It was the strength of the US anti-war movement that helped us to avoid US military action against Iran on 20 June.
A lot has happened since Iran shot down a US surveillance drone that day (including the seizure of an Iranian tanker by British warships), but it's worth remembering that US president Donald Trump called off a retaliatory air strike that he had approved hours earlier.
Various reasons have been given for Trump's U-turn.
Journalist Alex Ward reported on Vox that a US official told him that 'Trump worried an attack might set off an oil shock and hurt the American economy.'
According to the New York Times, 'a senior Trump administration official said there was concern inside the United States government about whether the drone, or another American surveillance aircraft, or even the P-8A manned aircraft flown by a military aircrew, actually did violate Iranian airspace at some point'. The unnamed official 'said the doubt was one of the reasons Mr. Trump called off the strike.'
It's the election...
The NYT gave a lot of weight to the influence of one of Trump's favourite hosts on the right-wing TV channel, Fox News. Tucker Carlson apparently told Trump that if he got into a war with Iran, 'he could kiss his chances of re-election goodbye'.

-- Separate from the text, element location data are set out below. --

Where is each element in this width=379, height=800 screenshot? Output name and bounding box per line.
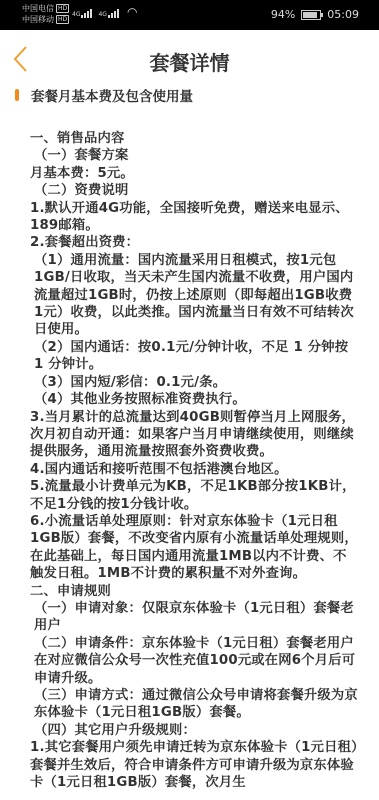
battery-percent: 94%	[271, 8, 295, 21]
signal-indicators: 4G 4G ◠	[72, 6, 137, 18]
carrier-2: 中国移动	[22, 14, 54, 25]
wifi-icon: ◠	[127, 6, 137, 18]
content-line: （一）申请对象：仅限京东体验卡（1元日租）套餐老用户	[30, 600, 359, 635]
signal-icon: 4G	[98, 9, 118, 18]
content-line: （一）套餐方案	[30, 147, 359, 164]
content-line: （3）国内短/彩信：0.1元/条。	[30, 374, 359, 391]
content-line: 1.默认开通4G功能，全国接听免费，赠送来电显示、189邮箱。	[30, 200, 359, 235]
content-line: （1）通用流量：国内流量采用日租模式，按1元包1GB/日收取，当天未产生国内流量…	[30, 252, 359, 339]
content-line: （四）其它用户升级规则：	[30, 722, 359, 739]
nav-header: 套餐详情	[0, 30, 379, 88]
carrier-info: 中国电信HD 中国移动HD	[22, 3, 69, 25]
content-line: 一、销售品内容	[30, 130, 359, 147]
content-line: 二、申请规则	[30, 583, 359, 600]
page-title: 套餐详情	[0, 47, 379, 76]
accent-bar	[15, 89, 19, 101]
section-title: 套餐月基本费及包含使用量	[31, 85, 193, 105]
hd-badge: HD	[56, 4, 69, 13]
content-line: （三）申请方式：通过微信公众号申请将套餐升级为京东体验卡（1元日租1GB版）套餐…	[30, 687, 359, 722]
content-line: 1.其它套餐用户须先申请迁转为京东体验卡（1元日租）套餐并生效后，符合申请条件方…	[30, 739, 359, 791]
content-line: 2.套餐超出资费：	[30, 234, 359, 251]
carrier-1: 中国电信	[22, 3, 54, 14]
content-line: 6.小流量话单处理原则：针对京东体验卡（1元日租1GB版）套餐，不改变省内原有小…	[30, 513, 359, 583]
hd-badge: HD	[56, 15, 69, 24]
content-line: 月基本费：5元。	[30, 165, 359, 182]
content-line: （二）申请条件：京东体验卡（1元日租）套餐老用户在对应微信公众号一次性充值100…	[30, 635, 359, 687]
content-line: 3.当月累计的总流量达到40GB则暂停当月上网服务，次月初自动开通：如果客户当月…	[30, 409, 359, 461]
status-bar: 中国电信HD 中国移动HD 4G 4G ◠ 94% 05:09	[0, 0, 379, 30]
content-line: （2）国内通话：按0.1元/分钟计收，不足 1 分钟按 1 分钟计。	[30, 339, 359, 374]
package-details: 一、销售品内容 （一）套餐方案 月基本费：5元。 （二）资费说明 1.默认开通4…	[0, 106, 379, 791]
content-line: （4）其他业务按照标准资费执行。	[30, 391, 359, 408]
content-line: 5.流量最小计费单元为KB，不足1KB部分按1KB计，不足1分钱的按1分钱计收。	[30, 478, 359, 513]
battery-icon	[301, 10, 321, 20]
signal-icon: 4G	[72, 9, 92, 18]
content-line: 4.国内通话和接听范围不包括港澳台地区。	[30, 461, 359, 478]
content-line: （二）资费说明	[30, 182, 359, 199]
clock: 05:09	[327, 8, 359, 21]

The NYT reported: 'As Mr. Carlson and other skeptics have argued, a strike against Iran could easily spiral into a full-fledged war without easy victory. That, Mr. Trump was told, was everything he ran against.'
When he ran for president, Trump portrayed himself as an anti-interventionist candidate who had been against the Iraq war 'from the very beginning'.
An important part of his political base is the new right who are anti-foreign wars while also being very pro-military.
In other words, it is the strength of the anti-war movement in the US – coming out of the campaign against the Iraq War – that has helped to restrain the most irrational and unpredictable character ever to occupy the Oval Office.
The way out
This is not to say that the United States is not drifting closer to military confrontation with Iran. It is, because Trump's 'maximum pressure' strategy is not going to work with Iran.
Trump seems to believe that the 'sanctions-bloodcurdling threats-hugs' sequence that worked with North Korea will work with Iran. It won't.
Iranian officials told the Reuters news agency that on the night he ordered the airstrikes, 'Trump had warned Tehran via Oman that a U.S. attack was imminent, but had said he was against war and wanted talks.' The Iranians turned Trump down, but he called off the strikes anyway.
Unlike North Korea, Iran has not been desperately seeking a meeting with a US president to signal its legitimacy.
Progress with Iran will require relaxation of US sanctions, which Trump rejects as a personal humiliation.
Therefore tensions are likely to go on building and we will continue to run the risk of a spreading war.
What is needed is a US peace movement – and an international peace movement – strong enough to force an end to the economic war with Iran, not just to hold Trump back from an air strike.
In Britain, one priority will be ending gunboat diplomacy against Iran.